Cuando Herodes Antipas iba a Jerusalén se
hospedaba en el viejo palacio macabeo de Herodes el Grande, y fue a este
palacio del anterior rey que Jesús fue llevado por los guardianes del
templo, seguido por sus acusadores y una multitud en aumento. Herodes
por mucho tiempo había oído hablar de Jesús, y tenía mucha curiosidad de
verle. Cuando el Hijo del Hombre estuvo ante él, este viernes por la
mañana, el malvado idumeo no recordó en ningún momento al muchacho de
años anteriores que había aparecido ante él en Séforis, pidiéndole una
decisión justa sobre el dinero que se le debía a su padre, quien había
muerto accidentalmente mientras trabajaba en uno de los edificios
públicos. Por lo que sabía Herodes, él nunca había visto a Jesús, aunque
mucho se había preocupado por él cuando hacía su obra en Galilea.
Ahora, con Jesús en la custodia de Pilato y de los judeos, Herodes
ansiaba verlo, pues le parecía que ya no corría peligro de que surgieran
problemas por él en el futuro. Herodes mucho había oído de los milagros
forjados por Jesús, y realmente esperaba verlo realizar algún portento.

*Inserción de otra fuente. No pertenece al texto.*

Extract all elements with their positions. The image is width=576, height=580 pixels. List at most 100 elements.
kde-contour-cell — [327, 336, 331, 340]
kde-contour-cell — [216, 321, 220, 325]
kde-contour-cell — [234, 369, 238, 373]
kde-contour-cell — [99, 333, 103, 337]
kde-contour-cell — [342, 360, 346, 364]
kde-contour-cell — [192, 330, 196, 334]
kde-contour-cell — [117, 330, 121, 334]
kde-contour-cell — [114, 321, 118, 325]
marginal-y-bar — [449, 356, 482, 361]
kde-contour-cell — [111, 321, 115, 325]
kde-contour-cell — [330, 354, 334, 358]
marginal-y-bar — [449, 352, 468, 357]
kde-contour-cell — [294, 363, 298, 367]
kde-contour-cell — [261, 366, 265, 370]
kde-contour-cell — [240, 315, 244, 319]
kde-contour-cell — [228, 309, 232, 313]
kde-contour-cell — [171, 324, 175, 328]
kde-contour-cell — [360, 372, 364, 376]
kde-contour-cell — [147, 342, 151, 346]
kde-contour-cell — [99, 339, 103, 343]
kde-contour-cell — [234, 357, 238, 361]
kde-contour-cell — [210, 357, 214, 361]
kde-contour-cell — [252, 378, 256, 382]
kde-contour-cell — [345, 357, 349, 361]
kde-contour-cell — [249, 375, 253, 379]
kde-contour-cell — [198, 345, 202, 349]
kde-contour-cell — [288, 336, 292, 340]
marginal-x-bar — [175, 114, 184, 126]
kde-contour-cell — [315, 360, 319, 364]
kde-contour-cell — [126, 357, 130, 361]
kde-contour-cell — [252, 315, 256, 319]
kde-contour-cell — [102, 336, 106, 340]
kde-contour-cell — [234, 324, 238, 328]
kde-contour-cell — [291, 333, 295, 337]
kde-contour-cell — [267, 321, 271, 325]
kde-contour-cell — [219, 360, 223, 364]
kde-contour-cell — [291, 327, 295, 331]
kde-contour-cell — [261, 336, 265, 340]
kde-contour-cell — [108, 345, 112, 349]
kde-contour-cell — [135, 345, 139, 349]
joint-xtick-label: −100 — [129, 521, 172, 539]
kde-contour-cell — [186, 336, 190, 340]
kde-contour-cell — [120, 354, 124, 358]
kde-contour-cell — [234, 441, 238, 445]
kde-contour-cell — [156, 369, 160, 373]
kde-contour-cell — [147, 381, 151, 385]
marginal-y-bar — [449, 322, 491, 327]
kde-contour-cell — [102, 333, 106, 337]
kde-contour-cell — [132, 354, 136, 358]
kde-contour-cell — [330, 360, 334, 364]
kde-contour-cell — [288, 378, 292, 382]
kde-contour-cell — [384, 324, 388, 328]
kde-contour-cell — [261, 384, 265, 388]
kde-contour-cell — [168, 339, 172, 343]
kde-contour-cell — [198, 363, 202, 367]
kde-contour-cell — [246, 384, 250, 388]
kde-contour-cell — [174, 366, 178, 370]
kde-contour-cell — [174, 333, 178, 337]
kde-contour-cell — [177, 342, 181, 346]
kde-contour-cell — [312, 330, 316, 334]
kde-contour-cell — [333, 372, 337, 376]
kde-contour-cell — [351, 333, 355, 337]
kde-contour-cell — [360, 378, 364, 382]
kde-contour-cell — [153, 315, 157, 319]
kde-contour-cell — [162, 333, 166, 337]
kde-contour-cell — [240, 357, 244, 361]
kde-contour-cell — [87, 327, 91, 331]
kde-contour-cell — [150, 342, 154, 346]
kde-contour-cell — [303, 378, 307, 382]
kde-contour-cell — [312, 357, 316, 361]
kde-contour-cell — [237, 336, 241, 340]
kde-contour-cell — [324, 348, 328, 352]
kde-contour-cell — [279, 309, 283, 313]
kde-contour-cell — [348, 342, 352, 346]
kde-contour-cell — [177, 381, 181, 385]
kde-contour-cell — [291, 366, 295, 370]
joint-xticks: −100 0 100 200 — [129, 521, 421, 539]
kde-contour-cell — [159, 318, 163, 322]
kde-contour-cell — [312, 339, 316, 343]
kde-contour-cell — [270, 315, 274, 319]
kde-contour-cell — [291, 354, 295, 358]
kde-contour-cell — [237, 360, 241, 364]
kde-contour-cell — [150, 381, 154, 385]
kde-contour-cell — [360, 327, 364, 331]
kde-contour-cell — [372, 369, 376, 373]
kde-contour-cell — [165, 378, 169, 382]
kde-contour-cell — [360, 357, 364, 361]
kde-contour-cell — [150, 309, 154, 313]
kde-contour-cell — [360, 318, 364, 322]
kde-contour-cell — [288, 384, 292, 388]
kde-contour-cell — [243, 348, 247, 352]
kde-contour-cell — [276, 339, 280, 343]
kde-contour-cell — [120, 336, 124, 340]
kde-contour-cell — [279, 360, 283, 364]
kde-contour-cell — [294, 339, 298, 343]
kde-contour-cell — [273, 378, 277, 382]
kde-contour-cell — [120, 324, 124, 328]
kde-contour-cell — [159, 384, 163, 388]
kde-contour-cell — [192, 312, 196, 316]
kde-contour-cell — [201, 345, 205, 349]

Cuando trajeron a Jesús ante Herodes, el
tetrarca se sorprendió de su apariencia majestuosa y de la calma de su
conducta. Durante unos quince minutos hizo Herodes preguntas a Jesús
pero el Maestro no respondió. Herodes lo provocó, desafiándolo a que
realizara un milagro, pero Jesús no respondió a sus muchas preguntas ni a
sus desafíos. Entonces Herodes se volvió a los altos
sacerdotes y los saduceos y, prestando oído a sus acusaciones, oyó todo
lo que Pilato había escuchado, y más, sobre las supuestas fechorías del
Hijo del Hombre. Finalmente, convencido de que Jesús ni hablaría ni
realizaría un portento para él, Herodes, después de burlarse de él por
un tiempo, le envolvió en un viejo manto de púrpura real y lo mandó de
vuelta a Pilato. Herodes sabía que no tenía jurisdicción sobre Jesús en
Judea. Aunque se alegraba de creer que finalmente estaría libre de Jesús
en Galilea, estaba agradecido de que fuera responsabilidad de Pilato
condenarlo a muerte. Herodes no se había recobrado nunca plenamente del
temor que lo perseguía por haber dado muerte a Juan el Bautista. Herodes
en ciertos momentos temió que Jesús fuera Juan, resucitado de entre los
muertos. Ahora pudo liberarse de ese temor, puesto que observó que Jesús era una persona muy
distinta del extrovertido y apasionado profeta que se había atrevido a
exponer y denunciar su vida privada.